South Korean writer Han Kang has won the Nobel Prize for Literature. This was announced by Mats Malm, the awarding secretary of the Swedish Academy, on Thursday afternoon. The jury praised the fifty-three-year-old author for her intense poetic prose that confronts historical traumas and reveals how fragile human life is.
Czech readers could familiarize themselves with three prose works from her work. The Odeon publishing house was the first to publish Vegetariana in Petra Ben-Ari’s translation. Her heroine wakes up one day from a bloody nightmare and stops eating meat, but that’s just the beginning of this defiance of society. The author won the Man Booker International Prize for her novel in 2016. “I wanted to ask questions about what it means to be human, and I wanted to portray a woman who desperately doesn’t want to belong to the human race anymore. She desperately wants to reject being a part of humanity that commits such violence,” Han Kang said of the character .

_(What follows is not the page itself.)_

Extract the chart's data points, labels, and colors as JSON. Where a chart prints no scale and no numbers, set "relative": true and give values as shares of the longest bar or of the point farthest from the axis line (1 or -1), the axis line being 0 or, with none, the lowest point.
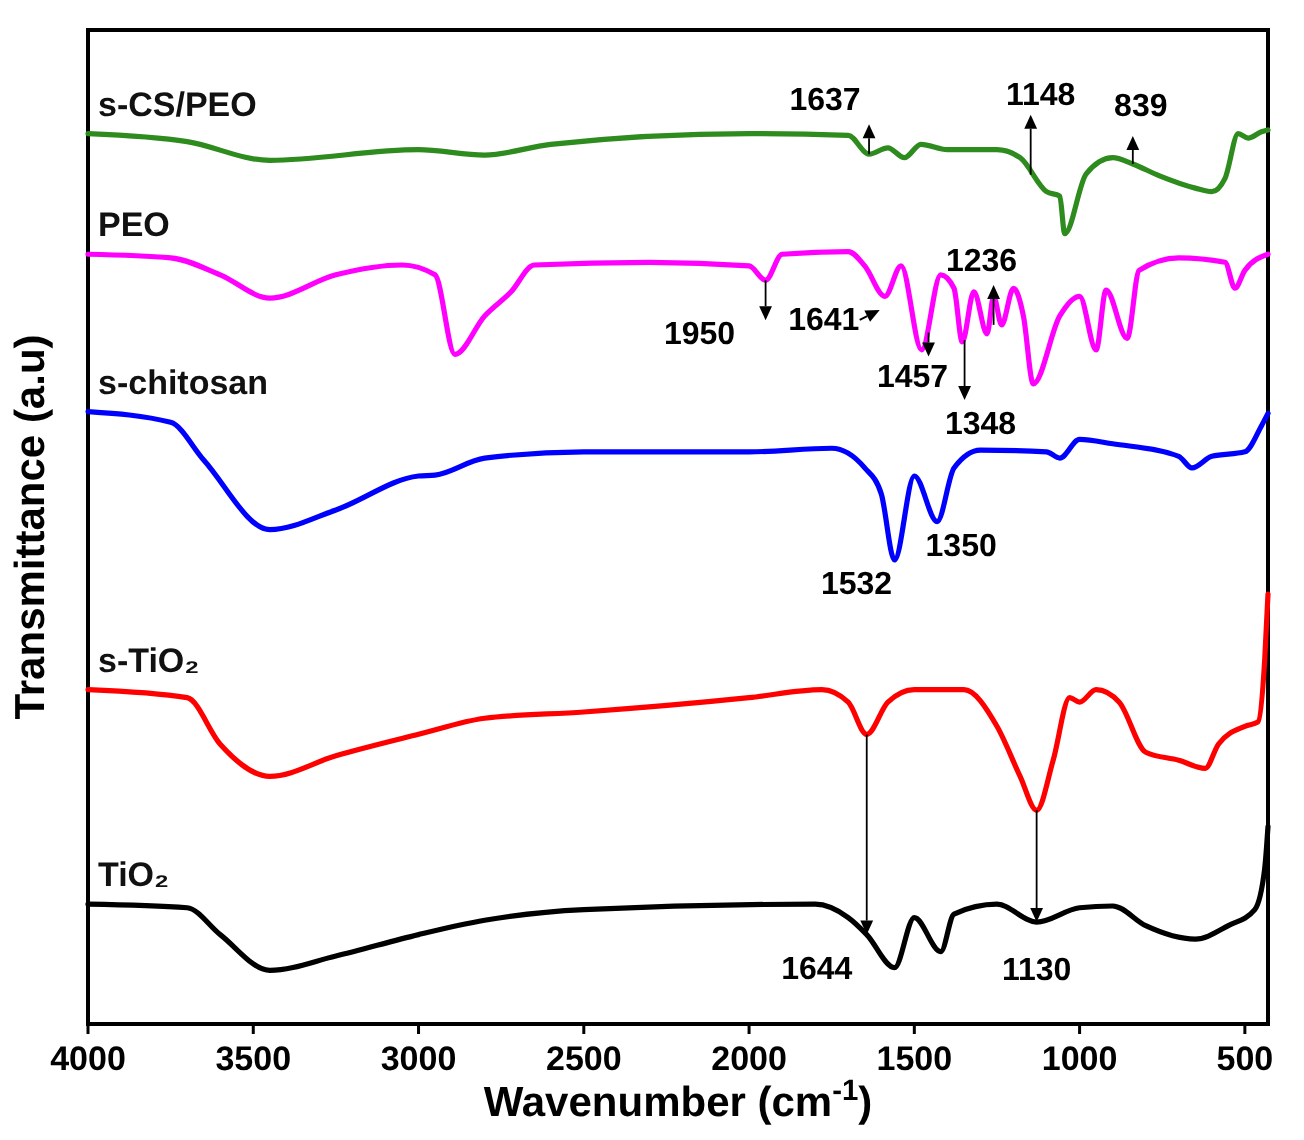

Since then, local readers have also been introduced to Where the Grass Blooms, harking back to the 1980 massacre of civilians in Kwangju, South Korea, and The White Book, an intimate meditation on color and an autobiographical meditation on the death of the narrator’s sister. All three works were published by Odeon, which is preparing a fourth title next year called Neloučim se forever.
Revealing the relationship between mental and physical torment is typical for Han Kang’s work. It is closely related to Eastern thought. In her texts, the writer copes with historical traumas and invisible social rules. She has a unique awareness of the connections between body and soul, the living and the dead, and her poetic, experimental style has made her an innovator of contemporary prose, according to the Swedish Academy.
The chairman of the Nobel committee for literature Anders Olsson praises her ability to “physically empathize with vulnerable, often female lives” through fictional characters. Han Kang writes “intensely lyrical prose that is both tender and cruel and sometimes slightly surreal,” adds committee member Anna-Karin Palm.
Han Kang was born in 1970 in Kwangju, South Korea. She moved to Seoul with her family when she was nine years old. He comes from a literary background, his father is a renowned writer.
Han Kang doesn’t just write novels. She began her literary career with the publication of poems in 1993, and also published short stories.
The Ladbrokes bookmaker’s favorite to win this year’s Nobel Prize for Literature was the avant-garde Chinese writer Chan Sue. The British company put the highest price on it, just like last year, when the Norwegian writer and playwright Jón Fosse finally received the award. Since 2015, Ladbrokes predictions for winners have not come true once.
The Nobel Prizes are awarded in the same order every year: medicine goes first on Monday, physics a day later, then chemistry. Thursday belongs to literature, Friday to the peace award. The following Monday, the series is always closed with an award for economics.
The prizes are associated with a reward of 11 million Swedish crowns, which translates to about 24 million Czech crowns. The awards will be presented at a ceremony on December 10, i.e. the anniversary of the death of the founder of the award and the inventor of dynamite, Alfred Nobel.
Of the Czech writers, only Jaroslav Seifert received the Nobel Prize for Literature in 1984.